Итак, значит, я лежала в больнице. Разумеется, мне пришлось забрать документы из университета, и врачи серьезно сомневались, что мои умственные способности восстановятся до такой степени, чтобы я смогла вернуться к учебе. Видя, какая серьезная у меня травма, и опираясь на статистику подобных травм, они заявили: «Вы не сможете больше учиться. Вы будете жить нормально, вы “сохранны”, но поищите себе какое-нибудь другое занятие». Я узнала, что мой IQ упал на тридцать пунктов – два стандартных отклонения. Но я узнала это не от своего врача. Я знала, потому что меня пропустили через двухдневный марафон стандартных нейропсихологических тестов, а затем вручили мне длинный отчет, где в числе прочего было указано и это. Врачи же решили, что совершенно незачем со мной об этом говорить. А может – что я теперь все равно не пойму. Я вовсе не переоцениваю значение IQ – я знаю, что он не предсказывает, насколько успешной и счастливой будет дальнейшая жизнь человека. Но в то время это был один из показателей, которые, как я считала, измеряют мой интеллект. То есть врачи дали мне понять, что я больше не умна, и это меня очень больно задело. Я прошла курсы трудотерапии, когнитивной терапии, речевой терапии, физиотерапии и консультации психолога. Через полгода после аварии – я приехала домой на лето – две самые близкие подруги, заметно отдалившиеся от меня в последнее время, сказали, что «я стала совсем другой». Как могли два человека, которые, как мне казалось, понимали меня лучше всех на свете, сказать, что я – уже не я? Как именно я изменилась? Они меня не видели; да я и сама себя не видела.
После травмы головы человек погружается в растерянность, беспокойство и отчаяние. И когда врачи говорят, что не знают, чего следует ожидать, а друзья – что человек изменился, конечно, растерянность, беспокойство и отчаяние только растут.
Следующий год прошел как в тумане. Испуг и растерянность толкали меня на неудачные решения, и я не знала, что делать дальше. Потом я вернулась в университет. Но – слишком рано. Я не могла думать. Не могла как следует воспринимать информацию из чужой речи. Словно люди говорили наполовину на моем родном языке, а наполовину – на иностранном, которого я не знаю. От этого я еще глубже погружалась в смятение и растерянность. Мне пришлось уйти из университета – я явно не справлялась с учебой.
Кроме повреждения мозга в аварии я получила несколько переломов, и еще у меня остались некрасивые шрамы. Но со стороны это не бросалось в глаза. А поскольку травма черепа снаружи не заметна, мне часто говорили что-нибудь вроде: «Надо же, как тебе повезло! Могла ведь и шею сломать!» «Повезло?!» – думала я. А потом ощущала вину и стыд за то, что люди говорят в мой адрес хорошее, а мне их слова причиняют такую боль.
То, как мы думаем, наш интеллект, наши чувства, наша личность – мы ожидаем, что все это никогда не изменится. Мы принимаем все это как должное. Мы боимся попасть в аварию, после которой нас парализует и мы не сможем двигаться или потеряем зрение или слух. Но человек никогда не думает, что в результате аварии может потерять самого себя.

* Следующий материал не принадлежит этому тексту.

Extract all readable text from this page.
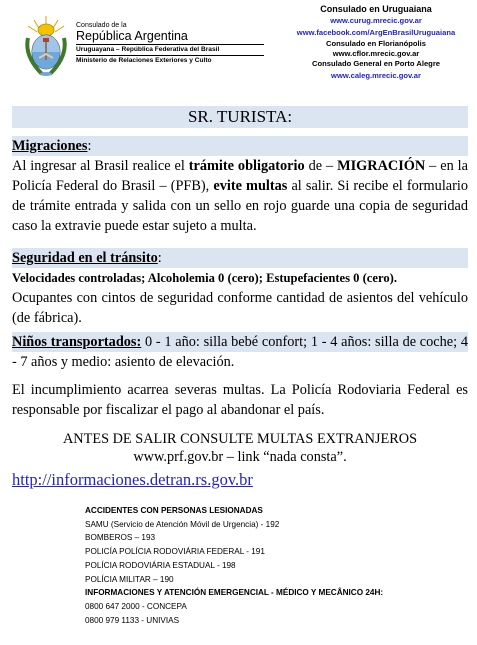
Consulado de la
República Argentina
Uruguayana – República Federativa del Brasil
Ministerio de Relaciones Exteriores y Culto
Consulado en Uruguaiana
www.curug.mrecic.gov.ar
www.facebook.com/ArgEnBrasilUruguaiana
Consulado en Florianópolis
www.cflor.mrecic.gov.ar
Consulado General en Porto Alegre
www.caleg.mrecic.gov.ar
SR. TURISTA:
Migraciones:
Al ingresar al Brasil realice el trámite obligatorio de – MIGRACIÓN – en la Policía Federal do Brasil – (PFB), evite multas al salir. Si recibe el formulario de trámite entrada y salida con un sello en rojo guarde una copia de seguridad caso la extravie puede estar sujeto a multa.
Seguridad en el tránsito:
Velocidades controladas; Alcoholemia 0 (cero); Estupefacientes 0 (cero).
Ocupantes con cintos de seguridad conforme cantidad de asientos del vehículo (de fábrica).
Niños transportados: 0 - 1 año: silla bebé confort; 1 - 4 años: silla de coche; 4 - 7 años y medio: asiento de elevación.
El incumplimiento acarrea severas multas. La Policía Rodoviaria Federal es responsable por fiscalizar el pago al abandonar el país.
ANTES DE SALIR CONSULTE MULTAS EXTRANJEROS
www.prf.gov.br – link “nada consta”.
http://informaciones.detran.rs.gov.br
ACCIDENTES CON PERSONAS LESIONADAS
SAMU (Servicio de Atención Móvil de Urgencia) - 192
BOMBEROS – 193
POLICÍA POLÍCIA RODOVIÁRIA FEDERAL - 191
POLÍCIA RODOVIÁRIA ESTADUAL - 198
POLÍCIA MILITAR – 190
INFORMACIONES Y ATENCIÓN EMERGENCIAL - MÉDICO Y MECÂNICO 24H:
0800 647 2000 - CONCEPA
0800 979 1133 - UNIVIAS
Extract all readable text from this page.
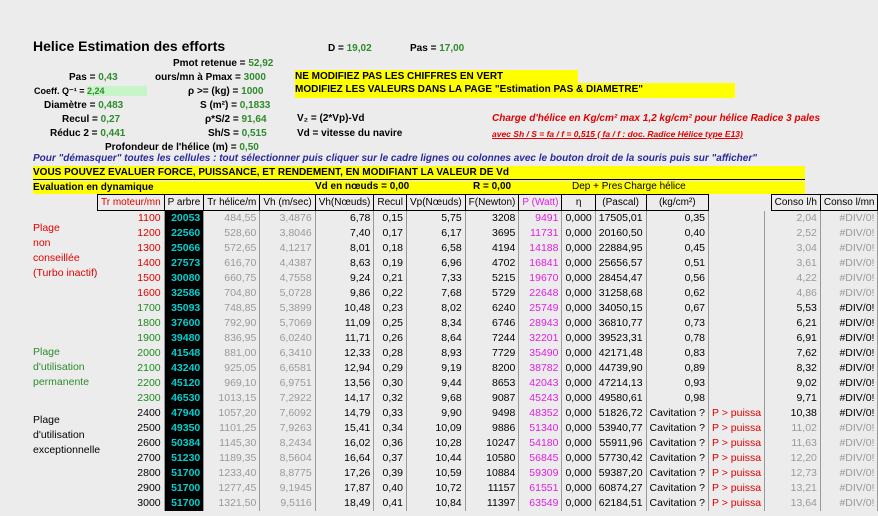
Helice Estimation des efforts	D = 19,02	Pas = 17,00
Pmot retenue = 52,92
ours/mn à Pmax = 3000
ρ >= (kg) = 1000
S (m²) = 0,1833
ρ*S/2 = 91,64
Sh/S = 0,515
Profondeur de l'hélice (m) = 0,50
Pas = 0,43
Coeff. Q⁻¹ = 2,24
Diamètre = 0,483
Recul = 0,27
Réduc 2 = 0,441
NE MODIFIEZ PAS LES CHIFFRES EN VERT
MODIFIEZ LES VALEURS DANS LA PAGE "Estimation PAS & DIAMETRE"
V₂ = (2*Vp)-Vd
Vd = vitesse du navire
Charge d'hélice en Kg/cm² max 1,2 kg/cm² pour hélice Radice 3 pales
avec Sh / S = fa / f = 0,515 ( fa / f : doc. Radice Hélice type E13)
Pour "démasquer" toutes les cellules : tout sélectionner puis cliquer sur le cadre lignes ou colonnes avec le bouton droit de la souris puis sur "afficher"
VOUS POUVEZ EVALUER FORCE, PUISSANCE, ET RENDEMENT, EN MODIFIANT LA VALEUR DE Vd
Evaluation en dynamique	Vd en nœuds = 0,00	R = 0,00	Dep + Pres Charge hélice
Plage
non
conseillée
(Turbo inactif)
Plage
d'utilisation
permanente
Plage
d'utilisation
exceptionnelle
Tr moteur/mn	P arbre	Tr hélice/m	Vh (m/sec)	Vh(Nœuds)	Recul	Vp(Nœuds)	F(Newton)	P (Watt)	η	(Pascal)	(kg/cm²)			Conso l/h	Conso l/mn
1100	20053	484,55	3,4876	6,78	0,15	5,75	3208	9491	0,000	17505,01	0,35			2,04	#DIV/0!
1200	22560	528,60	3,8046	7,40	0,17	6,17	3695	11731	0,000	20160,50	0,40			2,52	#DIV/0!
1300	25066	572,65	4,1217	8,01	0,18	6,58	4194	14188	0,000	22884,95	0,45			3,04	#DIV/0!
1400	27573	616,70	4,4387	8,63	0,19	6,96	4702	16841	0,000	25656,57	0,51			3,61	#DIV/0!
1500	30080	660,75	4,7558	9,24	0,21	7,33	5215	19670	0,000	28454,47	0,56			4,22	#DIV/0!
1600	32586	704,80	5,0728	9,86	0,22	7,68	5729	22648	0,000	31258,68	0,62			4,86	#DIV/0!
1700	35093	748,85	5,3899	10,48	0,23	8,02	6240	25749	0,000	34050,15	0,67			5,53	#DIV/0!
1800	37600	792,90	5,7069	11,09	0,25	8,34	6746	28943	0,000	36810,77	0,73			6,21	#DIV/0!
1900	39480	836,95	6,0240	11,71	0,26	8,64	7244	32201	0,000	39523,31	0,78			6,91	#DIV/0!
2000	41548	881,00	6,3410	12,33	0,28	8,93	7729	35490	0,000	42171,48	0,83			7,62	#DIV/0!
2100	43240	925,05	6,6581	12,94	0,29	9,19	8200	38782	0,000	44739,90	0,89			8,32	#DIV/0!
2200	45120	969,10	6,9751	13,56	0,30	9,44	8653	42043	0,000	47214,13	0,93			9,02	#DIV/0!
2300	46530	1013,15	7,2922	14,17	0,32	9,68	9087	45243	0,000	49580,61	0,98			9,71	#DIV/0!
2400	47940	1057,20	7,6092	14,79	0,33	9,90	9498	48352	0,000	51826,72	Cavitation ?	P > puissa		10,38	#DIV/0!
2500	49350	1101,25	7,9263	15,41	0,34	10,09	9886	51340	0,000	53940,77	Cavitation ?	P > puissa		11,02	#DIV/0!
2600	50384	1145,30	8,2434	16,02	0,36	10,28	10247	54180	0,000	55911,96	Cavitation ?	P > puissa		11,63	#DIV/0!
2700	51230	1189,35	8,5604	16,64	0,37	10,44	10580	56845	0,000	57730,42	Cavitation ?	P > puissa		12,20	#DIV/0!
2800	51700	1233,40	8,8775	17,26	0,39	10,59	10884	59309	0,000	59387,20	Cavitation ?	P > puissa		12,73	#DIV/0!
2900	51700	1277,45	9,1945	17,87	0,40	10,72	11157	61551	0,000	60874,27	Cavitation ?	P > puissa		13,21	#DIV/0!
3000	51700	1321,50	9,5116	18,49	0,41	10,84	11397	63549	0,000	62184,51	Cavitation ?	P > puissa		13,64	#DIV/0!
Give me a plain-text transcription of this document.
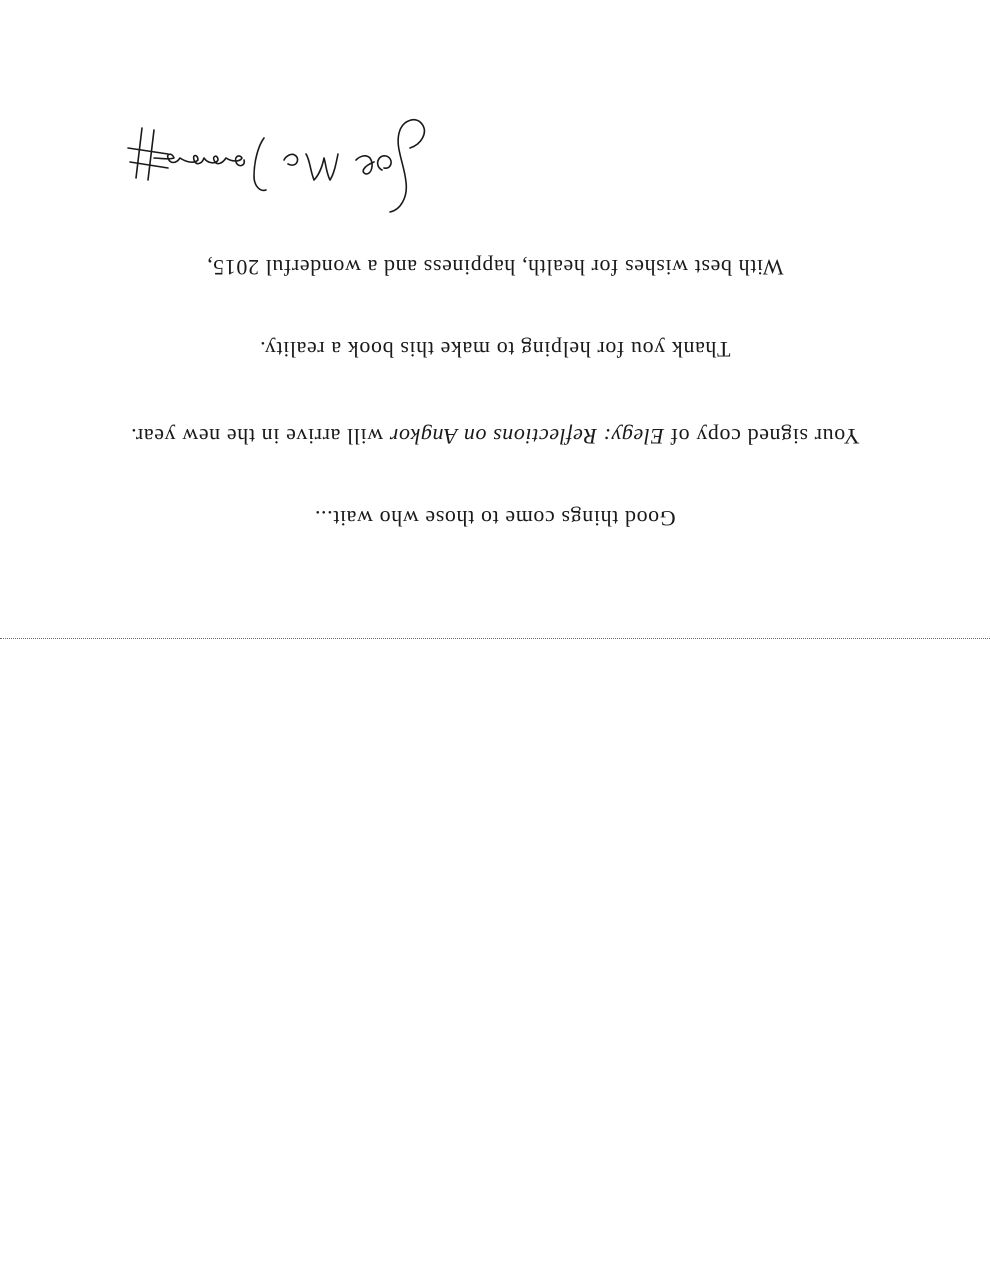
Good things come to those who wait...
Your signed copy of Elegy: Reflections on Angkor will arrive in the new year.
Thank you for helping to make this book a reality.
With best wishes for health, happiness and a wonderful 2015,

Много лет после травмы я пыталась прикинуться прежней собой… хотя на самом деле не знала, кто такая я прежняя. Я чувствовала себя самозванкой, вселившейся в чужое тело, которое было моим собственным. Мне пришлось заново научиться учиться. Я все время пыталась вернуться к занятиям в университете – я не могла смириться со словами людей, которые утверждали, что мне это уже не по силам.
Я училась гораздо медленнее других – учеба давалась мне тяжелей. В конце концов, к моему невыразимому облегчению, я очень медленно стала снова обретать ясность ума. Я закончила университет на четыре года позже сокурсников, с которыми начинала учиться. Я так упорствовала, в частности, потому, что поняла, чем хочу заниматься – психологией. По окончании университета мне удалось начать работу в этой сфере, для чего требовался отлично функционирующий мозг. Как писал Анатоль Франс: «В каждой перемене… есть своя грусть, ибо то, с чем мы расстаемся, – часть нас самих; нужно умереть для одной жизни, чтобы войти в другую» [3] Франс А. Преступление Сильвестра Бонара. Цит. по переводу Е.Ф. Корша. – Примеч. перев.
. И совсем не удивительно, что на этом пути вопросы присутствия, силы, уверенности в себе и сомнений стали для меня очень важны.